Written
For
The
Australian
-
When
working
longer
makes
little
sense

Here's a paradox that should make policymakers squirm: for some Australians in their late 60s, working an extra year can leave them financially worse off. Not because of tax brackets or super caps, but because our age pension system quietly punishes those who choose to keep working.

Let me walk you through why.

The age pension is generous — up to $29,874 a year for singles and $45,037 for couples. But it comes with strict income and asset tests. And there's a sweet spot where retirees can draw down their own super while still collecting the full government pension, creating a combined cash flow that far outstrips what their capital alone could produce.

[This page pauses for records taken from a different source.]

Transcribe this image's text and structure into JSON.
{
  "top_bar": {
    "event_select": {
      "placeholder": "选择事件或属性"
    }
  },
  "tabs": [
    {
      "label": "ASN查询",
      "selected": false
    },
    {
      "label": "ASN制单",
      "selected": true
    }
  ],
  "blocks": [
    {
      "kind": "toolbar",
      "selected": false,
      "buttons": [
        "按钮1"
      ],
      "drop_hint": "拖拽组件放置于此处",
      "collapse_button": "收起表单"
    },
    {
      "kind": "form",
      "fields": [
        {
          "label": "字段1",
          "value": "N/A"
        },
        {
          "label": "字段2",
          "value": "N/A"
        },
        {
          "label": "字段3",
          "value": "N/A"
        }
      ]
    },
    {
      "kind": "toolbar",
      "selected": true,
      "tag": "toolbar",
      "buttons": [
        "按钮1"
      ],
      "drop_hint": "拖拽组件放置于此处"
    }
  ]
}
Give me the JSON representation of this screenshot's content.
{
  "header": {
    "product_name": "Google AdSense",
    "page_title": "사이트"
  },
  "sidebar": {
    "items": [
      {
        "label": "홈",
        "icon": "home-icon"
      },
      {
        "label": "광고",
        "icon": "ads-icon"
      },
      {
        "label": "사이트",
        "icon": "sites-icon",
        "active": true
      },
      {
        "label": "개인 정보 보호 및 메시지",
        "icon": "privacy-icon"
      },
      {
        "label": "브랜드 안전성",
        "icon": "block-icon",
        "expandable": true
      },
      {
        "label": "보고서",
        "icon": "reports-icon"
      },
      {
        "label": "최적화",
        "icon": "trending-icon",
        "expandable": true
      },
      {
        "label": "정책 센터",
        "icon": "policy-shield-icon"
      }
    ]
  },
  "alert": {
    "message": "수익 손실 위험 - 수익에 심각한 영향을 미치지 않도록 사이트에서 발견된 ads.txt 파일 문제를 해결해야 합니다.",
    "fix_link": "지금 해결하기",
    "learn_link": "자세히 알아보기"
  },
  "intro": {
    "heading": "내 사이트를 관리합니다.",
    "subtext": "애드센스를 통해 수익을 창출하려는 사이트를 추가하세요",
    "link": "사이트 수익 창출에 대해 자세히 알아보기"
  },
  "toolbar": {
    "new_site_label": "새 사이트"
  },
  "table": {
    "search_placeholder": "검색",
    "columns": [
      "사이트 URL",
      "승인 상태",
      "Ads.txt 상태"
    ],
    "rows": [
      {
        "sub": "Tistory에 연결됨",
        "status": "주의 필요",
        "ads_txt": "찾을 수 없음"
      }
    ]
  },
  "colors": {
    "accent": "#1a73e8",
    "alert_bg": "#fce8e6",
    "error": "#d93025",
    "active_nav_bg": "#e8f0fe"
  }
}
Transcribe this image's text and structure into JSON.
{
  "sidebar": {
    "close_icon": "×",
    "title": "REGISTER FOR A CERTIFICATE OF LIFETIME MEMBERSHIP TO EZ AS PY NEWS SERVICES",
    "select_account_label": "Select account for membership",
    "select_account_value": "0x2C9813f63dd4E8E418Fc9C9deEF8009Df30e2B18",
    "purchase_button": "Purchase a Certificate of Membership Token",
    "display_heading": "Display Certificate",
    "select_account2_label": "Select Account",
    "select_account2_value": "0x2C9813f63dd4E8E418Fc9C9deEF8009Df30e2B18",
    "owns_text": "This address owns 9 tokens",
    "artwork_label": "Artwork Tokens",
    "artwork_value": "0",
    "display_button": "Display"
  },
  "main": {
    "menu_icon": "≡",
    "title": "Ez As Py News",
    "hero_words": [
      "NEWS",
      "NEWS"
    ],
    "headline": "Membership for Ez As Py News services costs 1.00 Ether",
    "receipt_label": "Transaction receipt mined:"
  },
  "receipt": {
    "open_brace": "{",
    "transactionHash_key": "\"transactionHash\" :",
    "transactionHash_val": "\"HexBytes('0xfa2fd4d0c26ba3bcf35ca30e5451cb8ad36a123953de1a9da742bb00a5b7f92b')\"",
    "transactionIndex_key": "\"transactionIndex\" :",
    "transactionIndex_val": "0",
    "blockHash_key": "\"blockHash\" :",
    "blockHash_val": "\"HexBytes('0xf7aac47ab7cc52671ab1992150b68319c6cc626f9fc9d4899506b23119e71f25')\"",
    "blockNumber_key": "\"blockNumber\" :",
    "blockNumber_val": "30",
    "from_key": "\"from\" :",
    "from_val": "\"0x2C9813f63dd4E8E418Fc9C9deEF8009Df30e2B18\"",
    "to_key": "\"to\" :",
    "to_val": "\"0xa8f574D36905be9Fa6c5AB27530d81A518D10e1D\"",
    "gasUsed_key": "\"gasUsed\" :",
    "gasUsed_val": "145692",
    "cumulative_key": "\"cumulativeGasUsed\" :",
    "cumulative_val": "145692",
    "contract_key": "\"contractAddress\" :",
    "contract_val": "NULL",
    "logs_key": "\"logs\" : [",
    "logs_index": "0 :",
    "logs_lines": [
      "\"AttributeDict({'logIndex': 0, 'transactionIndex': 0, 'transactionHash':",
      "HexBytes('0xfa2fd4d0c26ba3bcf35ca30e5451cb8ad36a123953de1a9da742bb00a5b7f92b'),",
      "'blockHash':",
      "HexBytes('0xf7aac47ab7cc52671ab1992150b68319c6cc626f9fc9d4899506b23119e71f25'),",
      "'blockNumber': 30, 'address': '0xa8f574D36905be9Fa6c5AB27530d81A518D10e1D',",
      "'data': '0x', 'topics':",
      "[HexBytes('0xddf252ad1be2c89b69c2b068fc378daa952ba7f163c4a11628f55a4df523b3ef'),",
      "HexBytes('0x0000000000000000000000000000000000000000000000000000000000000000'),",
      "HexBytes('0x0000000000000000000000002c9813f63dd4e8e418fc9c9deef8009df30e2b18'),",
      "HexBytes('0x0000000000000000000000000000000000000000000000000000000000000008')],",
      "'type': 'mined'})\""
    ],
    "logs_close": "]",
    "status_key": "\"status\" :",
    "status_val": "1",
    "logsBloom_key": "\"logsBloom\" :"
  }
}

Now consider a 67-year-old admin assistant earning $65,000. After tax, they take home $53,437. If they stopped work tomorrow, they'd collect roughly $29,874 in age pension. The difference? Just $23,563 for a full year of showing up. Break that down across 1,800 working hours and they're effectively earning $13 an hour to keep going. Would you?

The assets test creates similar perversities. A retired couple with $500,000 in assessable assets who earn an extra $20,000 from part-time work and tuck it into super will see their pension shrink by $1,560 a year. To recover that loss, their super needs to earn 7.8 per cent — a stretch if they're in a conservative option returning under 5 per cent. The maths says: don't bother working.

This matters at a national level. The Grattan Institute has warned about our long-term structural deficit as more Australians retire. Both major parties say they want older workers to stay engaged. But the rules say otherwise.

For lower and middle-income Australians hitting 67, the current system is a disincentive dressed up as a safety net. If we're serious about keeping people in the workforce, the age pension taper rates need a serious rethink.